The Cambridge transportation plan 1972-73

“1973 saw the first local campaign to stop thru-traffic on Mill Road”

Before I start, just a quick reminder of the next round of events in my Great Cambridge Crash Course series which are coming up over the next few weeks. One of them will look at town and transport planning (see here)

This blogpost was sparked off by a speech at the Mill Road 4 People disco march earlier today. Given the cold rain, event clashes, and a seasonal lurgy going around, there was still a large turnout of people.

Before and after the march (which I didn’t go to because lurgy!) there were the traditional speeches. One of them noted that the first anti-motor-traffic demands about Mill Road arose in the early 1970s – half a century ago.

This was around the time of huge activity on the housing and transport planning front in Cambridge. A firm called R. Travers Morgan and Partners was commissioned to undertake a big transport study for Cambridge.

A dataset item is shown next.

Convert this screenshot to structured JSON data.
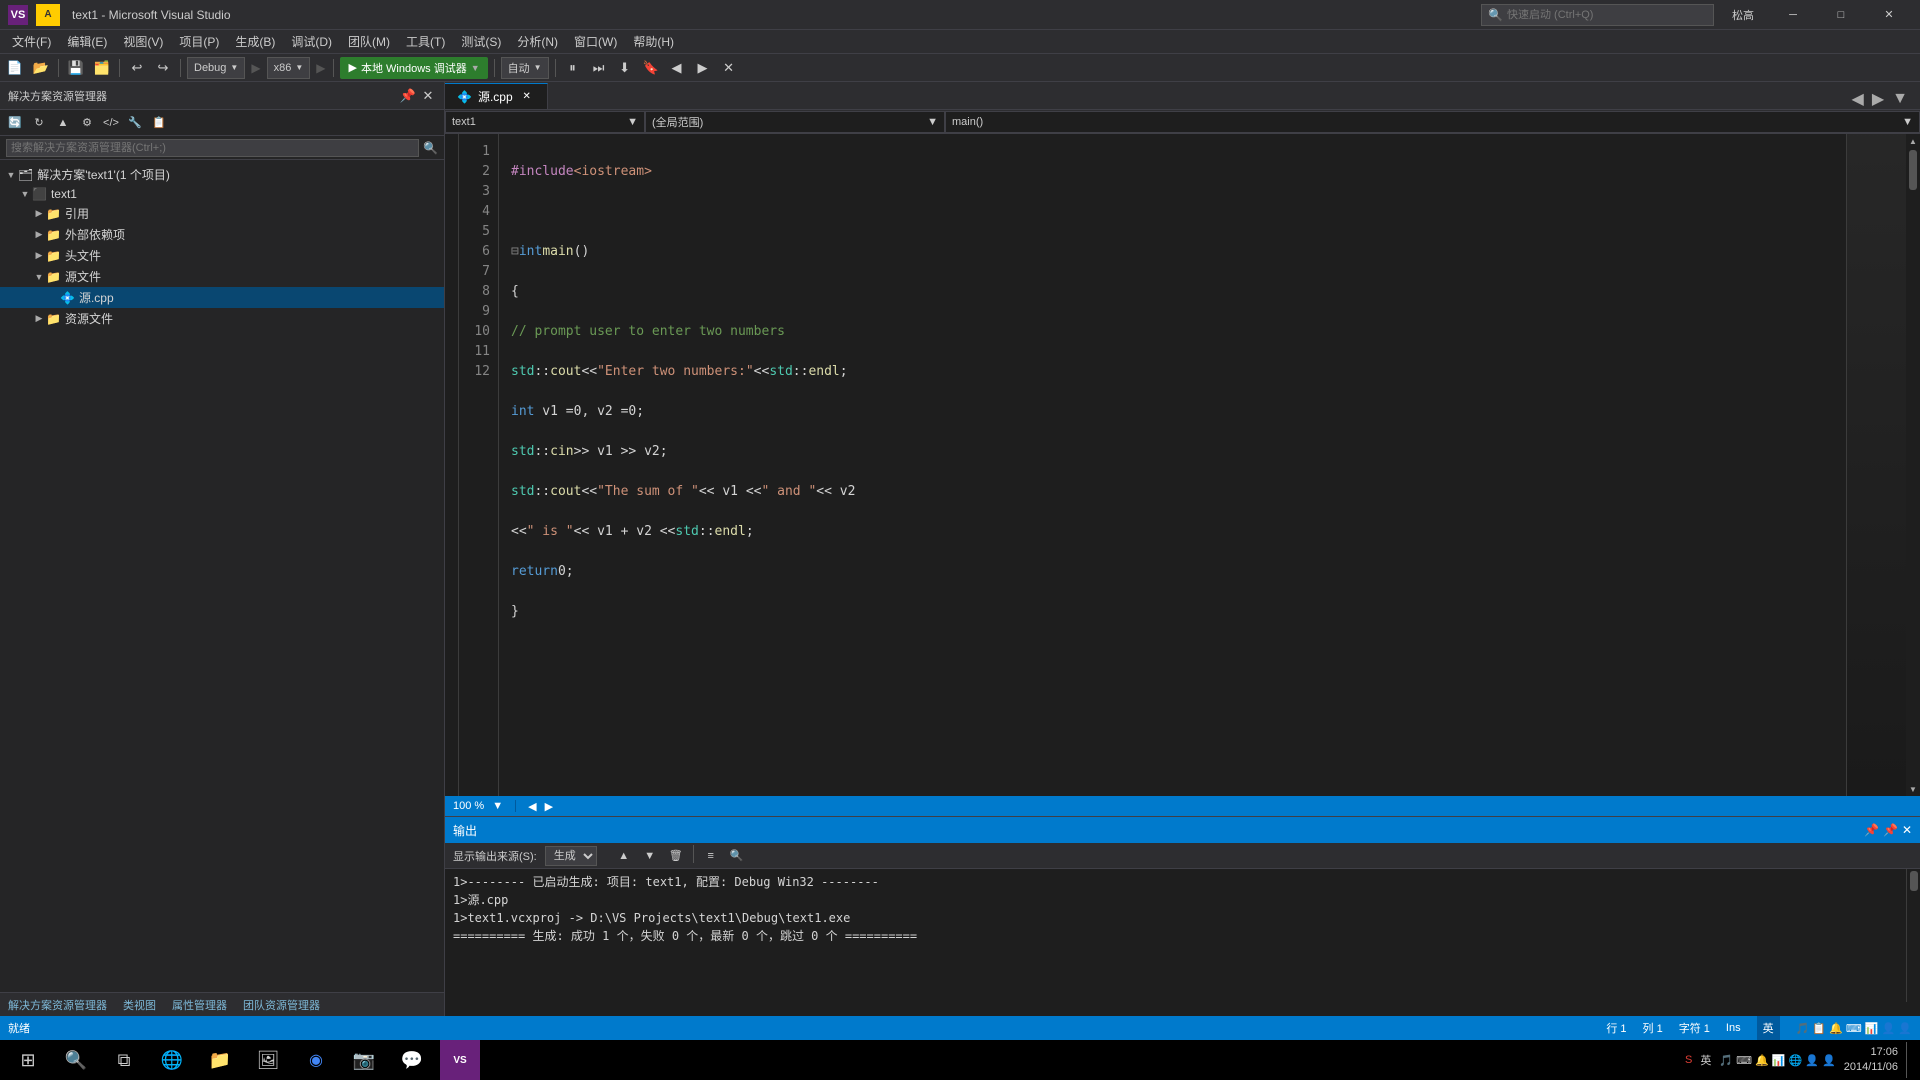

Above – you can read the study in the Cambridgeshire Collection in the Cambridge Central Library in Lion Yard.

Picking up on the comment about Mill Road through-traffic, the recently-digitised Cambridge Evening News titles from 1969-99 in the British Newspaper Archive online were bound to come up with something.

Above – CEN 13 Jan 1973 in BNArchive here, the proposed closure of Mill Road to motor traffic except buses and service vehicles

The previous August, the transport study from R Travers Morgan as reported in the Cambridge Evening News showed proposals that were much more pro-car than anything else – certainly if judging by the number of multi-storey car parks they proposed.

Above – CEN 08 Aug 1972 in BNArchive

In the map above you can see *five* multi-storey car parks proposed – of which three (Queen Anne Terrace, Lion Yard, and The Grafton were eventually built). Out of shot are Park Street Car Park (now being redeveloped into an apart-hotel) and the abandoned plan at Panton Street near where the Department for Chemistry is. (That area having been an area of slum housing that was flattened and used as waste ground parking until new homes were built on the site.)

Note similar issues to today were also prevalent:

Cars vs buses and bikes? Check!

Impact on the University? Check!

Impact on the commercial sector? Check!

Above – CEN 08 Aug 1972 in BNArchive

Which makes it all the more strange that the transport officers at the Greater Cambridge Partnership chose not to consult past transport plans even though they are dealing with the same issues and similar constraints/parameters that previous generations did.

A reminder that local history is very important when it comes to making decisions on the future of any village, town, or city.